AQIM also threatened that Britain would "open the door of evil" to its country and people should it send the imam back to his native Jordan where he faces jail, the report from the US-based organisation said.
Al-Qaeda's North African franchise has been holding Stephen Malcolm and two other Western men hostage since abducting them last November in the northern Mali desert city of Timbuktu.
Britain has been trying to deport Abu Qatada to Jordan for more than six years, arguing he is a threat to national security.
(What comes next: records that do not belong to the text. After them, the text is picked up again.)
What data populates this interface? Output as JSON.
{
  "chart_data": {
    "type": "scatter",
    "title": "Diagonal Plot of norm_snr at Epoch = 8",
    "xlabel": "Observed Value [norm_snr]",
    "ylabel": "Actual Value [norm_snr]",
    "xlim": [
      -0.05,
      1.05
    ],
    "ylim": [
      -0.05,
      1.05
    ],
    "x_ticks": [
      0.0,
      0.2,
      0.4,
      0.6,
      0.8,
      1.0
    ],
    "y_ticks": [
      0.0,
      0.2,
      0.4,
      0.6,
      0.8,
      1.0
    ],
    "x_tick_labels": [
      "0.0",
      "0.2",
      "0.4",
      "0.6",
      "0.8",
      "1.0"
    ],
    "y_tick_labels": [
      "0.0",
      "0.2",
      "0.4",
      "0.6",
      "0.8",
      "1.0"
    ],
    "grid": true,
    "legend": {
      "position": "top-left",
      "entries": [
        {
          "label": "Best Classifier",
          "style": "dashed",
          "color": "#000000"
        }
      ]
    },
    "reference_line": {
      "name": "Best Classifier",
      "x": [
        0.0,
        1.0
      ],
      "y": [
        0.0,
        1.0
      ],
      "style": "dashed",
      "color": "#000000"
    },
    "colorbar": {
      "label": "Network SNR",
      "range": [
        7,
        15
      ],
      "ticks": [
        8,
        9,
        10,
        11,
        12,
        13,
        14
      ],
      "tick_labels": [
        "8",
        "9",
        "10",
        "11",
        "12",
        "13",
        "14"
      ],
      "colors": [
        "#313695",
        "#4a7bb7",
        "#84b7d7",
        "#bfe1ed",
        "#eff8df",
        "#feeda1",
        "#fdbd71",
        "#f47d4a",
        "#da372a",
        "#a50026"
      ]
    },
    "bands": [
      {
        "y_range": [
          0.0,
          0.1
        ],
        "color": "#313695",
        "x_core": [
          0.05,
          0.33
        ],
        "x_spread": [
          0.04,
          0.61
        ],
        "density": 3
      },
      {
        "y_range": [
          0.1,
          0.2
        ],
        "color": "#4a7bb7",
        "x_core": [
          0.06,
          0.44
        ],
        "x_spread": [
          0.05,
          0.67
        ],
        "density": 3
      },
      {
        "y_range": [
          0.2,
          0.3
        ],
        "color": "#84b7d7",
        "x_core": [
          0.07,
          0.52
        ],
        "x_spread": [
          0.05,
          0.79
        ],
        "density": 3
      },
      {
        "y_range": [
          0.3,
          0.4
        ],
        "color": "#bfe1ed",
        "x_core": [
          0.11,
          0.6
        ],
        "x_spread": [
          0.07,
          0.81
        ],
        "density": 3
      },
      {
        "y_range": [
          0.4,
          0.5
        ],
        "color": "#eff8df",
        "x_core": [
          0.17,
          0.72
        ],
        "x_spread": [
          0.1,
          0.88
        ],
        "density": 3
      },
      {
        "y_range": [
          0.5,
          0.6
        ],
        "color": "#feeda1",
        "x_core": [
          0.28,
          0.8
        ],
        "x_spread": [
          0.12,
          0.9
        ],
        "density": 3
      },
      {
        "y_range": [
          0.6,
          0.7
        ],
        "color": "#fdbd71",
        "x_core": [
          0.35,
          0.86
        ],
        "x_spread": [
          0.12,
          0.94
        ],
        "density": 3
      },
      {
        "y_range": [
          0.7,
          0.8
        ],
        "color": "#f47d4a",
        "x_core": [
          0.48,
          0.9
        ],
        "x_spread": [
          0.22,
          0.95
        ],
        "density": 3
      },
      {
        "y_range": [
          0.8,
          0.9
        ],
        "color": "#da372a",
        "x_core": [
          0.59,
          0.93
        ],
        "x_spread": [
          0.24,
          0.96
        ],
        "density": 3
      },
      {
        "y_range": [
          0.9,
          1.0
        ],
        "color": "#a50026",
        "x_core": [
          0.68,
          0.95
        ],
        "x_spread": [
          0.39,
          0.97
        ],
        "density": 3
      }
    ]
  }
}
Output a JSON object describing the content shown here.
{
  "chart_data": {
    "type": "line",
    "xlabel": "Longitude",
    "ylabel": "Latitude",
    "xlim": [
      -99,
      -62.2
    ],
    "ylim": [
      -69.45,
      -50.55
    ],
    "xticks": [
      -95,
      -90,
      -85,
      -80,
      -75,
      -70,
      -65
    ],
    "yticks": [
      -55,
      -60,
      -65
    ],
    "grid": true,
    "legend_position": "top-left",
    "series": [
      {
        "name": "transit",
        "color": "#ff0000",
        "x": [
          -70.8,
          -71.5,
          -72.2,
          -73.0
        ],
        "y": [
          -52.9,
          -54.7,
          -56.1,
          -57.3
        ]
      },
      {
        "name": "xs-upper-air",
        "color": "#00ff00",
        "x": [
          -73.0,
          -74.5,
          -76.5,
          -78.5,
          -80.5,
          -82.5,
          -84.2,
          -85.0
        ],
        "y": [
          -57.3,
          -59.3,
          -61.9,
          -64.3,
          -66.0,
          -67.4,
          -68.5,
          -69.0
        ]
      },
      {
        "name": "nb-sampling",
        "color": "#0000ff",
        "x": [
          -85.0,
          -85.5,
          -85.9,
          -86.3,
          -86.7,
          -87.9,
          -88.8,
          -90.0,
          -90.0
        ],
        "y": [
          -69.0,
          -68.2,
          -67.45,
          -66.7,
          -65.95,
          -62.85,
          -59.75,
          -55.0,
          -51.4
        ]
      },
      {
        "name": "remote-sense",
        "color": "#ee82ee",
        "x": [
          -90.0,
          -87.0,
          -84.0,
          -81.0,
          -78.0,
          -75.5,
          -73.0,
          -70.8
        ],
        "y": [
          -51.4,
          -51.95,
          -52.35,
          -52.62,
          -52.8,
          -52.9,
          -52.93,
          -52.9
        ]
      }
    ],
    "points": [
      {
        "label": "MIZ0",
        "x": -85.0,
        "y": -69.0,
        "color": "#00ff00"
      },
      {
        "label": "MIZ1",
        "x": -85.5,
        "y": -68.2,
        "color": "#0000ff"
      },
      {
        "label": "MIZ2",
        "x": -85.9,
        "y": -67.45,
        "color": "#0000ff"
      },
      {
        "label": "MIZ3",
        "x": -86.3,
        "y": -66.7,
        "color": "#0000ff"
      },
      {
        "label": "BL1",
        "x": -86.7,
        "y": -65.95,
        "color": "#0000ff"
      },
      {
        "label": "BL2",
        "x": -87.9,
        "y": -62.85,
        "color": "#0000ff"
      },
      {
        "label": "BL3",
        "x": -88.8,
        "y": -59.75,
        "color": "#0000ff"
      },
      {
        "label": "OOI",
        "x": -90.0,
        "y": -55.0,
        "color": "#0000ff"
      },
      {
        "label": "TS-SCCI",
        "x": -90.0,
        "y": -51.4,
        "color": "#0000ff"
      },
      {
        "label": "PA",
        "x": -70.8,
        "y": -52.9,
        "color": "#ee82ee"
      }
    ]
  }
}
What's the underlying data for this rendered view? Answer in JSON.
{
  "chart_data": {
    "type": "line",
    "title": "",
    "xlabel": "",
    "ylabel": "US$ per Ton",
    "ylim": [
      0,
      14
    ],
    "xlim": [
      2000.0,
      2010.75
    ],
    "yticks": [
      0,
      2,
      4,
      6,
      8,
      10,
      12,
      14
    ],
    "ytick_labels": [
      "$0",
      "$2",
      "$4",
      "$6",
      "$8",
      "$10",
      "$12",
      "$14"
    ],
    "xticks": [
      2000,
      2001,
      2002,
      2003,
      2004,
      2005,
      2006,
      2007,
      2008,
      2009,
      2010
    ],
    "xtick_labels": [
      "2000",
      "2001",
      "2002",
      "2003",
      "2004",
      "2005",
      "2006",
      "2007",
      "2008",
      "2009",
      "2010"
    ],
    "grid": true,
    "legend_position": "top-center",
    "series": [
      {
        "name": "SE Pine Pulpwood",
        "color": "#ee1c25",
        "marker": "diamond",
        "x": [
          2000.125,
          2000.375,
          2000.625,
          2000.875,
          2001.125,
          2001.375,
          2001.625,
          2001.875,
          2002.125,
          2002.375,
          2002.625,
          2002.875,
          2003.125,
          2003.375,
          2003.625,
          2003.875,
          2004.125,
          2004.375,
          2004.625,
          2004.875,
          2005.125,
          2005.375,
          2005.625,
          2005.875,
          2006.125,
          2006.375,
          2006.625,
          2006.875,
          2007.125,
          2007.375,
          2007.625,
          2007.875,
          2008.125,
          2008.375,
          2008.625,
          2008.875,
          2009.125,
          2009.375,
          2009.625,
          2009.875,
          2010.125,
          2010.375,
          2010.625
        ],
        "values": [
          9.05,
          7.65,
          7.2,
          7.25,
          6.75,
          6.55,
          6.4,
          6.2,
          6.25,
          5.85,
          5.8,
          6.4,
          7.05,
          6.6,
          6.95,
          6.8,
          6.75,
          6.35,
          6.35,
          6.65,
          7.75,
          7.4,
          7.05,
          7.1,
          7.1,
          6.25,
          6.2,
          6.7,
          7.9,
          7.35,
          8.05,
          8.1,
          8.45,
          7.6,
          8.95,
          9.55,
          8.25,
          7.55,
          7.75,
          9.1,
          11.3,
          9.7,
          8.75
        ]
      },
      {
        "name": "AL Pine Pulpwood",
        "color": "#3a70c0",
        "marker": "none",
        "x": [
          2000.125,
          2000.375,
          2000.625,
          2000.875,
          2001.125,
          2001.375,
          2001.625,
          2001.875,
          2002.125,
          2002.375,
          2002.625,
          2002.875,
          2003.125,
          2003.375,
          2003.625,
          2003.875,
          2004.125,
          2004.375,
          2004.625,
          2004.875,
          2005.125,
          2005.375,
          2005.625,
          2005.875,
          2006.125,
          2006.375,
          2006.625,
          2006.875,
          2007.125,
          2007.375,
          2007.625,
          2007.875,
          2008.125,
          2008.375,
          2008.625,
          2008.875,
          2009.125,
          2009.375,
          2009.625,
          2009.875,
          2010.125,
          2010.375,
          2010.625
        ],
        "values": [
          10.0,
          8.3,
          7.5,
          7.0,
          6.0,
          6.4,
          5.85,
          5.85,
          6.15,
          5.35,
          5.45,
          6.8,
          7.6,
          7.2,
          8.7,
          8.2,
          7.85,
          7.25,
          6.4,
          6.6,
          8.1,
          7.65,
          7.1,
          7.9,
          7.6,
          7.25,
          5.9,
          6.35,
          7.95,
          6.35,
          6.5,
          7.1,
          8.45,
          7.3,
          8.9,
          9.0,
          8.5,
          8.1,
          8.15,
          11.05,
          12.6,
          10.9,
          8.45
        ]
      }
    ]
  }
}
The cleric was convicted in Jordan in absentia in 1998 over his involvement in terrorism attacks.
But his removal has in the past been blocked by the European Court of Human Rights, which cited the risk that evidence obtained from torture would be used against him on his return to Jordan.
The court is now considering the latest appeal by the cleric.
The SITE report said AQIM had offered a deal, "to release a hostage if the British government allows radical cleric Abu Qatada al-Filistini the opportunity to choose a country for his extradition".
The group had declared on internet forums on Sunday "that it has followed Abu Qatada's case for years".
The other hostages taken on November 25 were Nils Joan Viktor Gustafson, a Swedish national, and Jacobus Nicolo Ruke, a Dutch national.
AQIM released a picture of the three men in December.